After hours and hours of running; I felt what I thought was a tree root, and I very big one too. I let myself nuzzle into the big crack between the root and closed my eyes, letting the warmth envelope my body.

I woke up early in the morning, and I felt a strange tingle on my leg. It first just felt like a grain of sand falling onto me, later feeling as cold as a river in the spring-time. It felt as if it was… melting. It was strange, but a good strangeness. I remember my mother telling me about something called snow, it was first normal heat, but the felt cold with the heat of a horse's body. She told me it was white, and soft, and came in every shape and size. No crystal had the exact same pattern. She told me it was basically frozen water.

I let a flake fall on my tongue. The cold water on my dry tongue was soothing and painless, so I let myself gallop into the snow and take out a big bite. I pictured myself biting into an ocean of white fluffiness, galloping and taking bites out of fluffy clouds of snow. There was plenty, and it was just for me!

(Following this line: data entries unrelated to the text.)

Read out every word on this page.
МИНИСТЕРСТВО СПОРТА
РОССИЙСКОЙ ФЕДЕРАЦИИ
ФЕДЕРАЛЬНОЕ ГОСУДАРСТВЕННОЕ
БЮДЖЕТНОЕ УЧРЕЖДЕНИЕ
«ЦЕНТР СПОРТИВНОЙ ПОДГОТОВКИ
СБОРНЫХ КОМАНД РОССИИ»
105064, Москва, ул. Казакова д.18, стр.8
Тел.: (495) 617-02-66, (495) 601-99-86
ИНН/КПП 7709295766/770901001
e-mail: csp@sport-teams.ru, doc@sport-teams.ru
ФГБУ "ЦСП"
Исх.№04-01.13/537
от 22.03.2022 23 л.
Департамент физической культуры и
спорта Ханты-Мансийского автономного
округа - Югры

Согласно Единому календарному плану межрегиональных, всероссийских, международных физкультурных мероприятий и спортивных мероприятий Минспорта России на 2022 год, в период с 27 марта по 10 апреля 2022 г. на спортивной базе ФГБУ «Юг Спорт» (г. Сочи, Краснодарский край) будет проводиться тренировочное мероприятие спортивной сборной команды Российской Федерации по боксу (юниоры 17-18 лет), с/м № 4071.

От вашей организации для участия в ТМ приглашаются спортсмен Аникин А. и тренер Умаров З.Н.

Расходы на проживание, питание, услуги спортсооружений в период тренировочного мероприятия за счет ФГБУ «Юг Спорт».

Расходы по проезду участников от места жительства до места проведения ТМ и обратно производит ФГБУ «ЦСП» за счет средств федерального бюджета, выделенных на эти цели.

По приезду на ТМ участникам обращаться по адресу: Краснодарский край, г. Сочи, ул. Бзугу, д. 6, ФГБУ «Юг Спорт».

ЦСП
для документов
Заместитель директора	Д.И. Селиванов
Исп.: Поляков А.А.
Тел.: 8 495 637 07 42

I heard a neigh that didn’t seem very distant from me. I neighed back. The other horse neighed again, and I picked up a smell. I trotted around neighing and hearing for the other horse until I knew I was close. I galloped happily into the snow until I found where the horse was. She smelt like wet leaves, and was probably about the size of my mother. I could tell this because I felt breathing on my ears and guessed it must be the horse's muzzle.

A few days after we confronted another cougar. We couldn’t run; so we fought it off together. It took time, but we did it, but with a few bad wounds.

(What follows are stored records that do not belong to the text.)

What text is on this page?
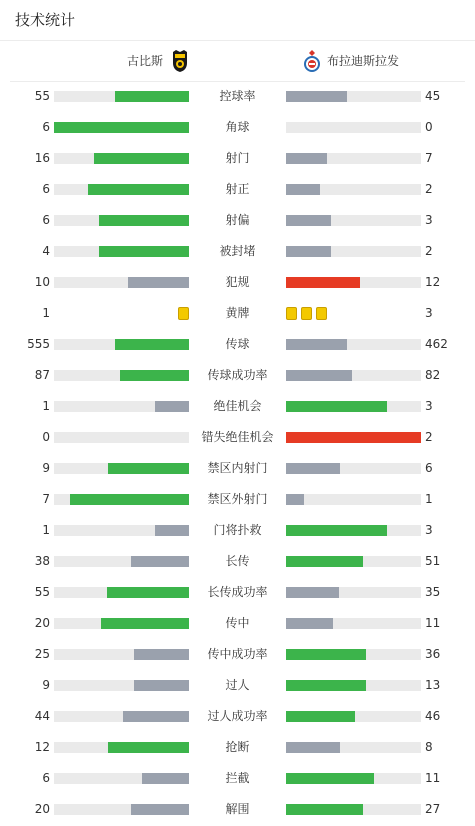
技术统计
古比斯	布拉迪斯拉发
55	控球率	45
6	角球	0
16	射门	7
6	射正	2
6	射偏	3
4	被封堵	2
10	犯规	12
1	黄牌	3
555	传球	462
87	传球成功率	82
1	绝佳机会	3
0	错失绝佳机会	2
9	禁区内射门	6
7	禁区外射门	1
1	门将扑救	3
38	长传	51
55	长传成功率	35
20	传中	11
25	传中成功率	36
9	过人	13
44	过人成功率	46
12	抢断	8
6	拦截	11
20	解围	27
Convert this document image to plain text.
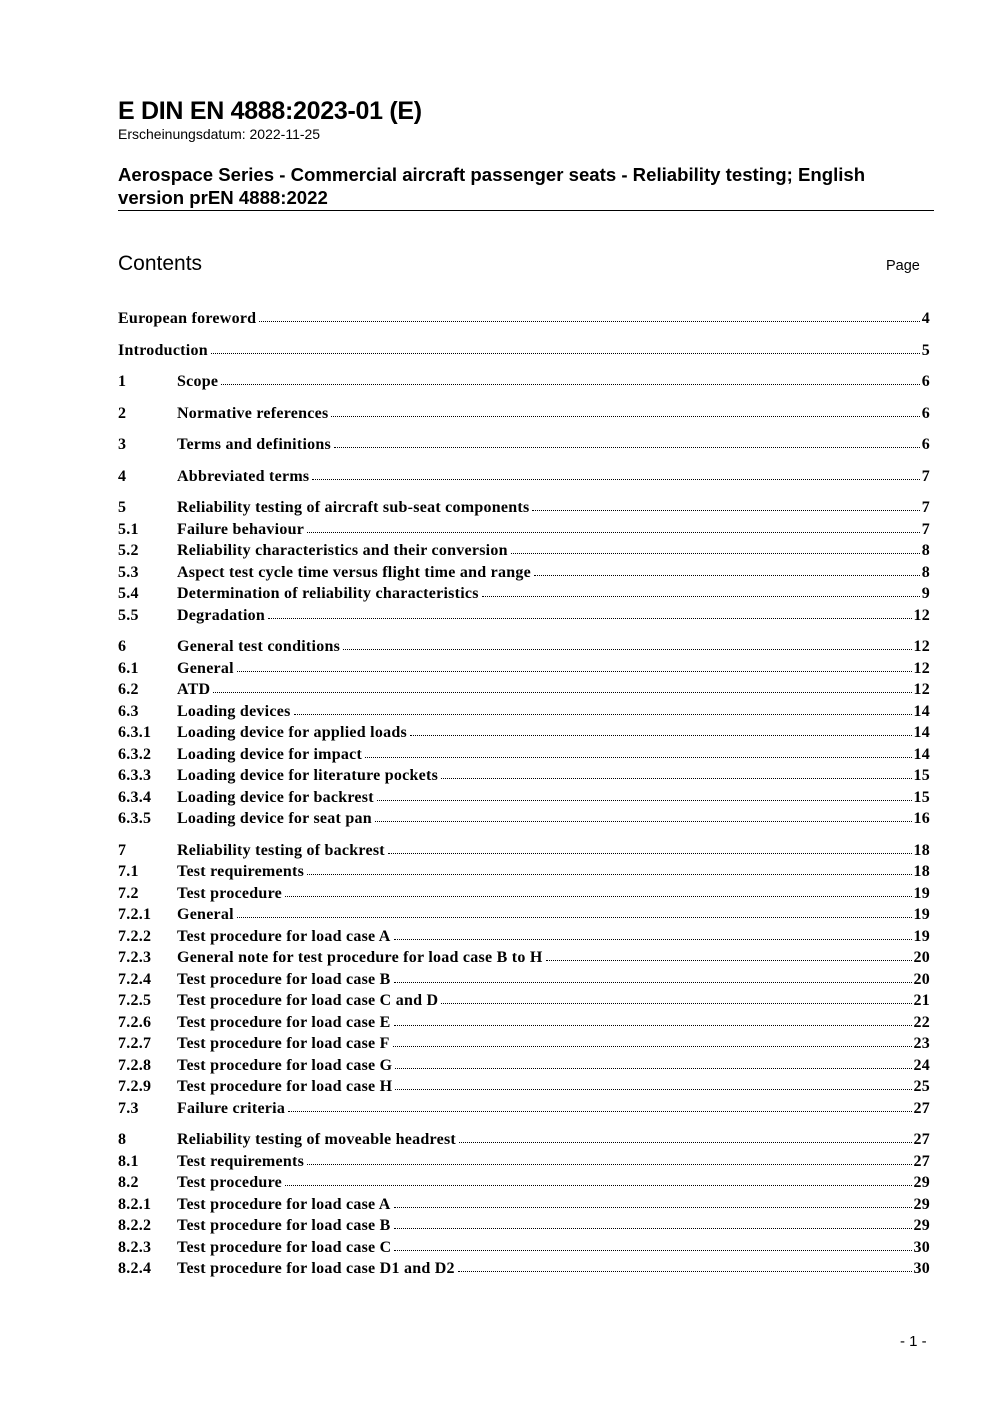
E DIN EN 4888:2023-01 (E)
Erscheinungsdatum: 2022-11-25
Aerospace Series - Commercial aircraft passenger seats - Reliability testing; English version prEN 4888:2022
Contents	Page
European foreword	4
Introduction	5
1	Scope	6
2	Normative references	6
3	Terms and definitions	6
4	Abbreviated terms	7
5	Reliability testing of aircraft sub-seat components	7
5.1	Failure behaviour	7
5.2	Reliability characteristics and their conversion	8
5.3	Aspect test cycle time versus flight time and range	8
5.4	Determination of reliability characteristics	9
5.5	Degradation	12
6	General test conditions	12
6.1	General	12
6.2	ATD	12
6.3	Loading devices	14
6.3.1	Loading device for applied loads	14
6.3.2	Loading device for impact	14
6.3.3	Loading device for literature pockets	15
6.3.4	Loading device for backrest	15
6.3.5	Loading device for seat pan	16
7	Reliability testing of backrest	18
7.1	Test requirements	18
7.2	Test procedure	19
7.2.1	General	19
7.2.2	Test procedure for load case A	19
7.2.3	General note for test procedure for load case B to H	20
7.2.4	Test procedure for load case B	20
7.2.5	Test procedure for load case C and D	21
7.2.6	Test procedure for load case E	22
7.2.7	Test procedure for load case F	23
7.2.8	Test procedure for load case G	24
7.2.9	Test procedure for load case H	25
7.3	Failure criteria	27
8	Reliability testing of moveable headrest	27
8.1	Test requirements	27
8.2	Test procedure	29
8.2.1	Test procedure for load case A	29
8.2.2	Test procedure for load case B	29
8.2.3	Test procedure for load case C	30
8.2.4	Test procedure for load case D1 and D2	30
- 1 -
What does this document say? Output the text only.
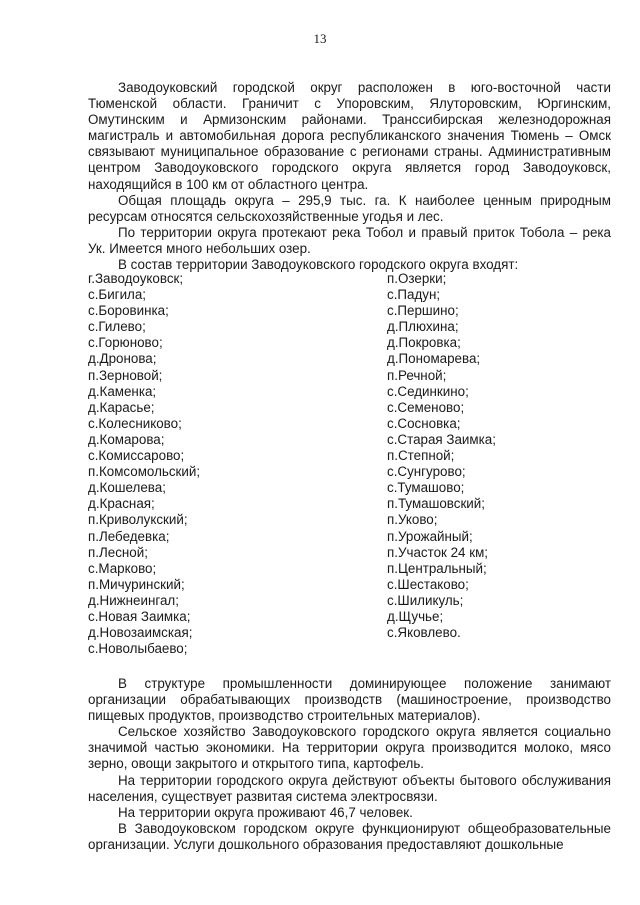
13

Заводоуковский городской округ расположен в юго-восточной части Тюменской области. Граничит с Упоровским, Ялуторовским, Юргинским, Омутинским и Армизонским районами. Транссибирская железнодорожная магистраль и автомобильная дорога республиканского значения Тюмень – Омск связывают муниципальное образование с регионами страны. Административным центром Заводоуковского городского округа является город Заводоуковск, находящийся в 100 км от областного центра.

Общая площадь округа – 295,9 тыс. га. К наиболее ценным природным ресурсам относятся сельскохозяйственные угодья и лес.

По территории округа протекают река Тобол и правый приток Тобола – река Ук. Имеется много небольших озер.

В состав территории Заводоуковского городского округа входят:

г.Заводоуковск;
с.Бигила;
с.Боровинка;
с.Гилево;
с.Горюново;
д.Дронова;
п.Зерновой;
д.Каменка;
д.Карасье;
с.Колесниково;
д.Комарова;
с.Комиссарово;
п.Комсомольский;
д.Кошелева;
д.Красная;
п.Криволукский;
п.Лебедевка;
п.Лесной;
с.Марково;
п.Мичуринский;
д.Нижнеингал;
с.Новая Заимка;
д.Новозаимская;
с.Новолыбаево;
п.Озерки;
с.Падун;
с.Першино;
д.Плюхина;
д.Покровка;
д.Пономарева;
п.Речной;
с.Сединкино;
с.Семеново;
с.Сосновка;
с.Старая Заимка;
п.Степной;
с.Сунгурово;
с.Тумашово;
п.Тумашовский;
п.Уково;
п.Урожайный;
п.Участок 24 км;
п.Центральный;
с.Шестаково;
с.Шиликуль;
д.Щучье;
с.Яковлево.

В структуре промышленности доминирующее положение занимают организации обрабатывающих производств (машиностроение, производство пищевых продуктов, производство строительных материалов).

Сельское хозяйство Заводоуковского городского округа является социально значимой частью экономики. На территории округа производится молоко, мясо зерно, овощи закрытого и открытого типа, картофель.

На территории городского округа действуют объекты бытового обслуживания населения, существует развитая система электросвязи.

На территории округа проживают 46,7 человек.

В Заводоуковском городском округе функционируют общеобразовательные организации. Услуги дошкольного образования предоставляют дошкольные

My friend and I soon adapted to the cold temperature, as we enjoyed the soothing snow on our wounds. My friend's name was Amber. She described herself as having forest green eyes and a dark sorrel pelt that almost looked red. She told me that I had beautiful hazel eyes. Of course, I didn't know what these colors were, or what they looked like, but I had my imagination. She was the only thing that had warmed my heart since the cougar attack a few months ago. Everything was just as it was in the fall, everyone safe and happy.

The only problem were bugs; they would get on you while you were sleeping and infect your wounds. The next day I woke up with a few bugs on my wounds, but only a few. My friend on the other hand had more than fifty on her dirty pelt. She shook them off, but many still stayed. It was like they had been stuck with tree sap on to her glossy pelt. She said she felt sick and that if she didn't survive, she wanted me to know that I was the greatest friend she had ever had. She told me the story of how she got stranded from her family five years ago. There was a blizzard, and she got lost in the snow as a two year old foal. She wanted to tell me how much she loved living her last weeks with me, and how thankful she ways. Tears slid down my cheeks like rain pouring down in the Spring-time. After a few days, she died of infection.

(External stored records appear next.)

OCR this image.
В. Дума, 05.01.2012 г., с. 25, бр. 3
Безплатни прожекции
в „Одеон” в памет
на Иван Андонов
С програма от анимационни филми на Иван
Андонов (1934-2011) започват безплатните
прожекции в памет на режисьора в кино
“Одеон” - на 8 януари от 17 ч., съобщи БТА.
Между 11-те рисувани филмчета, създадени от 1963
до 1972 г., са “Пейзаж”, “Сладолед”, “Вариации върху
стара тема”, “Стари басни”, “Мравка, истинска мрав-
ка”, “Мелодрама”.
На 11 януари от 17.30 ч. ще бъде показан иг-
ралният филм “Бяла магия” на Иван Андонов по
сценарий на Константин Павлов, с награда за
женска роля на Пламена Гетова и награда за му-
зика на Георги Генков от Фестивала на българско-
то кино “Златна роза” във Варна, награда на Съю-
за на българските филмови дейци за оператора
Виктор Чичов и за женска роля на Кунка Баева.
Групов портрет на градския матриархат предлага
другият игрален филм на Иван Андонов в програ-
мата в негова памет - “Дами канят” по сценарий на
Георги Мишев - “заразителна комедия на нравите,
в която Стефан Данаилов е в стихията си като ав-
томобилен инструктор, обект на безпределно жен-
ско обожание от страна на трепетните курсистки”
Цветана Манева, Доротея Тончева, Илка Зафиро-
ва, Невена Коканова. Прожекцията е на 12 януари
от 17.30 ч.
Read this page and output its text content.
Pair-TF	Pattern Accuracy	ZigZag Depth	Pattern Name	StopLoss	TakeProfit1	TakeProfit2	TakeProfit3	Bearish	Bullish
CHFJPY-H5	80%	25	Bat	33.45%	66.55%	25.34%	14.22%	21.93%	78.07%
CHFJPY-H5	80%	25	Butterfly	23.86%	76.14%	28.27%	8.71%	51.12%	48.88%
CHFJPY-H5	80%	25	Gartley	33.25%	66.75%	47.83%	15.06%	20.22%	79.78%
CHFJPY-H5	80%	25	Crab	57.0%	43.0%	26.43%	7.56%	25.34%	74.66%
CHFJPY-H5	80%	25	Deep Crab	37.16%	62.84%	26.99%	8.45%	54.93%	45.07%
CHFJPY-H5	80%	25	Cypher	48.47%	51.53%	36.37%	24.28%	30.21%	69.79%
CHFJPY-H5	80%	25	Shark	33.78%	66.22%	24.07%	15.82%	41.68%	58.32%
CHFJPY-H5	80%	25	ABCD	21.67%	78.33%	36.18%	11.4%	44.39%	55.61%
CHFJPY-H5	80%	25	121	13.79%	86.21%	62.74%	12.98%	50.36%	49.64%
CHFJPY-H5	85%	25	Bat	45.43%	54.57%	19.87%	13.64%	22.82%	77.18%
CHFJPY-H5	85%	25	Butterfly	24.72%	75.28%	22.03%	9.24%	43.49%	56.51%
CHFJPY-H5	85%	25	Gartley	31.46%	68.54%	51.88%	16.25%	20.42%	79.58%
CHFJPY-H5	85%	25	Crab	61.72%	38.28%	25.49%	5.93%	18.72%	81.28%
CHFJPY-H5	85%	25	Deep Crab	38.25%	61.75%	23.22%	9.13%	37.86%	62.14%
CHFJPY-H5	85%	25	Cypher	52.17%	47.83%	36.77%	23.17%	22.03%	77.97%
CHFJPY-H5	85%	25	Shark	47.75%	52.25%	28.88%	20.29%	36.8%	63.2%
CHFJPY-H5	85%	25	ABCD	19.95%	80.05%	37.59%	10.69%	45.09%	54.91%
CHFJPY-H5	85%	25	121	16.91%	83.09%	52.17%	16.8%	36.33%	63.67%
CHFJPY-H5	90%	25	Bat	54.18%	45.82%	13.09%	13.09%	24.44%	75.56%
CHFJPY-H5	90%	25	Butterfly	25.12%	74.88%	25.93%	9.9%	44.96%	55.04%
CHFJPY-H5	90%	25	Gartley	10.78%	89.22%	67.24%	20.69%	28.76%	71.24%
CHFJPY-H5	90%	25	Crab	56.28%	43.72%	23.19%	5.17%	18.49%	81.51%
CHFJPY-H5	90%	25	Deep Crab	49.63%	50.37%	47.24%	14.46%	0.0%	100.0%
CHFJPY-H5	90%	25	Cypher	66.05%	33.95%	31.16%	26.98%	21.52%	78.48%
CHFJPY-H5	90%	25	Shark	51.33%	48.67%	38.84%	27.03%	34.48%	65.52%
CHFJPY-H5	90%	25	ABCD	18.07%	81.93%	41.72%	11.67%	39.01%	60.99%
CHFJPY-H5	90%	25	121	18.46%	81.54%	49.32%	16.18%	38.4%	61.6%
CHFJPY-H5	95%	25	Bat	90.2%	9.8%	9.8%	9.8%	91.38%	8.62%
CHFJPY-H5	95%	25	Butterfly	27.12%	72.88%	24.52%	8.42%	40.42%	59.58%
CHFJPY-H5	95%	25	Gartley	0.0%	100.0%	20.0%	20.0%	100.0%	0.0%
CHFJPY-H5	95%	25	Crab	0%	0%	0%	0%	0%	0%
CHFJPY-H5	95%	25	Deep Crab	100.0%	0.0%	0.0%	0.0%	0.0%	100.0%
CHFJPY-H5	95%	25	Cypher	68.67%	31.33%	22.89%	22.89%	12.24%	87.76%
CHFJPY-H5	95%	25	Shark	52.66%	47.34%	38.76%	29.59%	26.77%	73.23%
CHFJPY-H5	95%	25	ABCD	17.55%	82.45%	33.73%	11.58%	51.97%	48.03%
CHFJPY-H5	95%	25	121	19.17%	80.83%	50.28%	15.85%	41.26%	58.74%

I was so sad, and lonely yet again. Bugs bit at my wounds; yet I did nothing to get them off. I missed my mother. I missed my family. I missed Amber. I wanted to just curl up in the snow and die. But I had to try to find another horse.

After a few weeks with no one found but me, I too, just as my friend, died of infection. Till this day I still love my family, and would do anything to go back to them, but at least I am safe in the golden meadows with my dead herd-mates and friends, and I am happy.

Since we were both in different herds, I never saw Amber again, but I still remember her words until today. Since we were both in different herds, Now I am different, and more experienced. I am the new Dawn.

Someday I will fade, and not too slowly since I wasn't very well known, or alive amongst my family for very long, but I am not afraid, for I will not be seen to others, as they were not seen to me.

So, be happy that you can see. Observe colors, shapes, sizes, textures, and see the world around you.

Be glad that you are normal if you are. Be grateful for what you have.

And enjoy your life, as I enjoyed mine. Though it was short, I never will forget how great it is to be loved, and to love others as they would love you.


Life is short. Enjoy it while you can.